Fikriye Susam Uyar,Sefa Mutlu
11 Décembre 2015•Mise à jour: 12 Décembre 2015
AA - Ankara - Tuncay Çakmak
Le Président de la République de Turquie, Recep Tayyip Erdogan, a dénoncé la position du gouvernement irakien face à la présence de soldats turcs près de Mossoul.
Erdogan a tenu une conférence de presse, vendredi, avant son départ pour une visite officielle au Turkménistan.
Il a rappelé que "plusieurs pays font des opérations en Irak" et que la Turquie ne ressemble à aucun d'eux .
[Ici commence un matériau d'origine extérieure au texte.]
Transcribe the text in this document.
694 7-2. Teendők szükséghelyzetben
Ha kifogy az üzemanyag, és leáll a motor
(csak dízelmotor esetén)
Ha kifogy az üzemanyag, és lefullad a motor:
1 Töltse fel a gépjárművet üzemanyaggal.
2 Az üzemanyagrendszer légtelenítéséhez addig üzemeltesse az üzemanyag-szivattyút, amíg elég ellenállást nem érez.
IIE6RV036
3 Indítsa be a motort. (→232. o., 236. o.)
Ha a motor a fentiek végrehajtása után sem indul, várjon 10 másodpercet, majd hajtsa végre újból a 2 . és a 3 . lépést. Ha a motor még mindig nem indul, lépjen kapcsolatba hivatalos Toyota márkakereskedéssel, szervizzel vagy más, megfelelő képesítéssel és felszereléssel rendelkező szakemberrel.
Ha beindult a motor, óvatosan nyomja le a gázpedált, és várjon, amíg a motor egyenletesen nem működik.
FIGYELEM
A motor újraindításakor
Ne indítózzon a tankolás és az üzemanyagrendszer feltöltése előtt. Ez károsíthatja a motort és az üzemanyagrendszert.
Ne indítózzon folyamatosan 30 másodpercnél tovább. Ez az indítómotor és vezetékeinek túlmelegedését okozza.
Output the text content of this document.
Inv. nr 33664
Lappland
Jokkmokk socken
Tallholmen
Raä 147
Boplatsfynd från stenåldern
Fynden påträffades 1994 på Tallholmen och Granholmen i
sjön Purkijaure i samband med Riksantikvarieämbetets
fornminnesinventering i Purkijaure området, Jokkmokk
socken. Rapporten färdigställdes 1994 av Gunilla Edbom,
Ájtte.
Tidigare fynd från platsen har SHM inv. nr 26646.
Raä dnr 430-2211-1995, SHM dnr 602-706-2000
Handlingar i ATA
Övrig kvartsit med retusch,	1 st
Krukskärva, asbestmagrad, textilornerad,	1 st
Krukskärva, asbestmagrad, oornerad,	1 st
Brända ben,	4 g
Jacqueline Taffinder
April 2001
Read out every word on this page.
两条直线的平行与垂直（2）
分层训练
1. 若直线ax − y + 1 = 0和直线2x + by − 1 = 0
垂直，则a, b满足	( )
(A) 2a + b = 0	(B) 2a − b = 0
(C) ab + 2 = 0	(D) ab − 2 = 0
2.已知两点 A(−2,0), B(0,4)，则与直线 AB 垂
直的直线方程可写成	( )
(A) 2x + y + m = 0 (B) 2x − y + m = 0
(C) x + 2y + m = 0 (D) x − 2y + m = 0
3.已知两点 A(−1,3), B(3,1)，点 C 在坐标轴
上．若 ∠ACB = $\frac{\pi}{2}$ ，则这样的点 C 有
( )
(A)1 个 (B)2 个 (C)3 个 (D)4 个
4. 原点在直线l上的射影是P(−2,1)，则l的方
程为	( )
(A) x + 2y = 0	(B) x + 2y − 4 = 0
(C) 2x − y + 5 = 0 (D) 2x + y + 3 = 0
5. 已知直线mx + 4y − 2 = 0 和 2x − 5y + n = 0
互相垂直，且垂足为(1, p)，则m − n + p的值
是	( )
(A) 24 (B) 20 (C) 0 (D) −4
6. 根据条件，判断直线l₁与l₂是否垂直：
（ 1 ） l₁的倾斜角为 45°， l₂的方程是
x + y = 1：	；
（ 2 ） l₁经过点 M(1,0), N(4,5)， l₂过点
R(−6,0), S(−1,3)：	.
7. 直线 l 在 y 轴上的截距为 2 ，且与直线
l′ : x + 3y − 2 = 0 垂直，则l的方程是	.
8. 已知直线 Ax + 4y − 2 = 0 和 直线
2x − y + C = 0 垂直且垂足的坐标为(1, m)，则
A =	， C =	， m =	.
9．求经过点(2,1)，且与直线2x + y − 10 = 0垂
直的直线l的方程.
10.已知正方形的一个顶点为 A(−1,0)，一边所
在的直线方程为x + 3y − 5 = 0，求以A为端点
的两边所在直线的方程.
«L'Irak est un pays où de nombreuses organisations terroristes, surtout Daech, se promènent, et menacent la Turquie", a-t-il déclaré, avant d’ajouter: "Si le gouvernement central irakien ne peut pas prendre les mesures nécessaires pour arrêter d'éventuelles attaques terroristes contre notre pays, nous les prendrons nous-mêmes."
Le Président a expliqué que les émissaires du gouvernement, le Sous-secrétaire d'Etat aux Affaires étrangères, Feridun Sinirlioglu et le Chef du Renseignement (MIT), Hakan Fidan, ont été envoyés à Bagdad pour y rencontrer les autorités irakiennes.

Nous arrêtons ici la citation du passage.